While elevated MMP2 levels have been associated with clinical outcomes such as infarct size and left ventricular dysfunction in MI patients, this study found no association between baseline MMP2 levels and the risk of HF or CV-related events within 30 days post-AMI in patients without reperfusion treatment. This discrepancy may be due to the different outcomes observed or the short follow-up period. However, the MMP2/TIMP1 ratio showed predictive value for a decreased risk of HF and CV-related events, suggesting that the imbalance between MMP2 and TIMP1 post-AMI could predict these outcomes.

Previous research has linked elevated MMP8 levels and MMP8/TIMP1 ratio with the risk of MI over a 13-year follow-up. In this study, the MMP8/TIMP1 ratio, but not MMP8 level, independently predicted CV-related events, potentially due to the short 30-day follow-up period. MMP8 is known to participate in late remodeling events, which may not be captured within this timeframe.

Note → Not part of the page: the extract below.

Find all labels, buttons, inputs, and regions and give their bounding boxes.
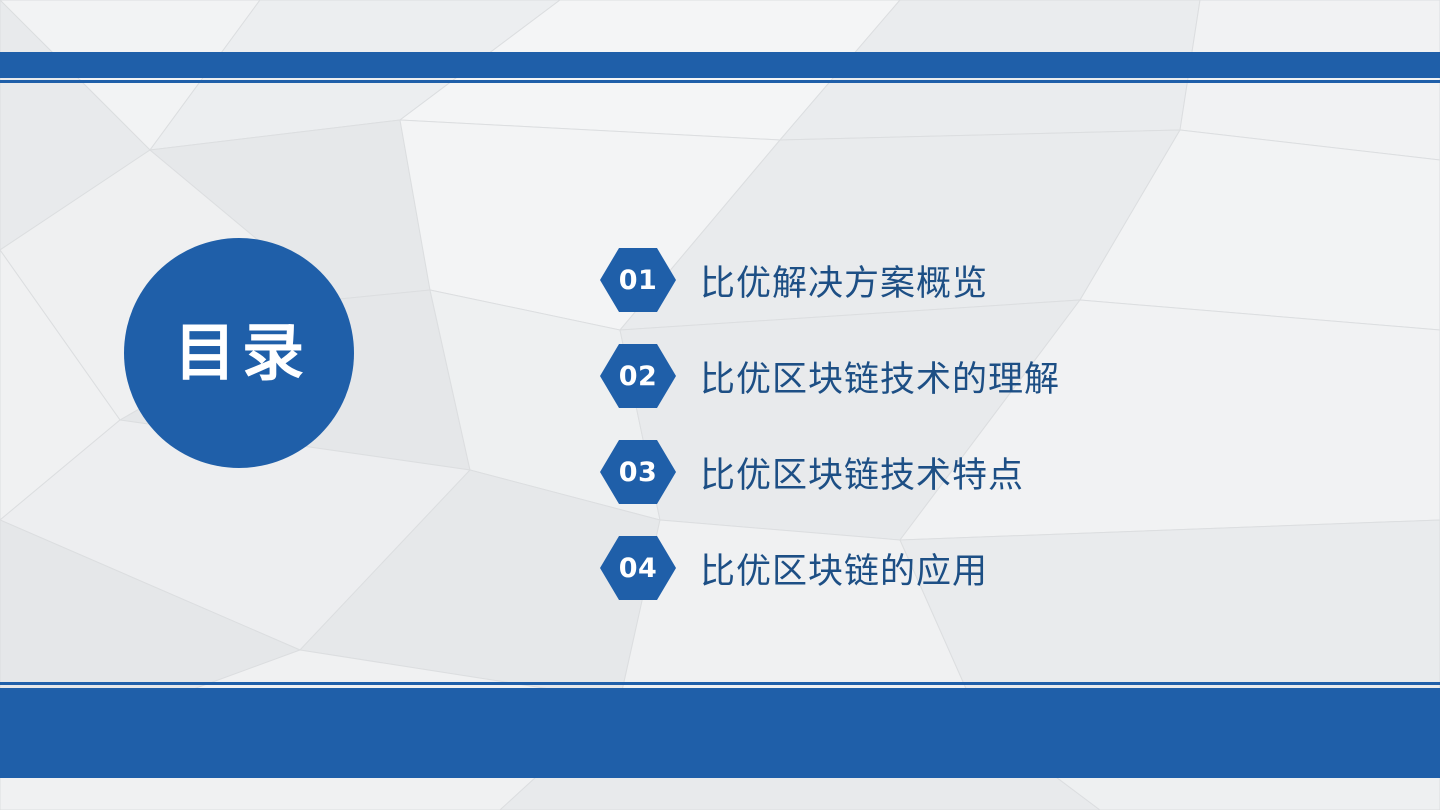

In conclusion, this study demonstrated that MMPs and TIMPs at the acute stage could predict the occurrence of HF or CV-related events within 30 days in AMI patients without reperfusion therapy. Specifically, TIMP1 levels and the MMP2/TIMP1 ratio in plasma were predictive of HF and CV-related events, while the MMP8/TIMP1 ratio predicted CV-related events. Combining biomarkers such as TIMP4, MMP2/TIMP1, or TIMP1 with NT-proBNP provided incremental prognostic value in the c-statistics model. Further studies are warranted to evaluate the potential of these biomarkers for prognosis and early intervention in AMI patients.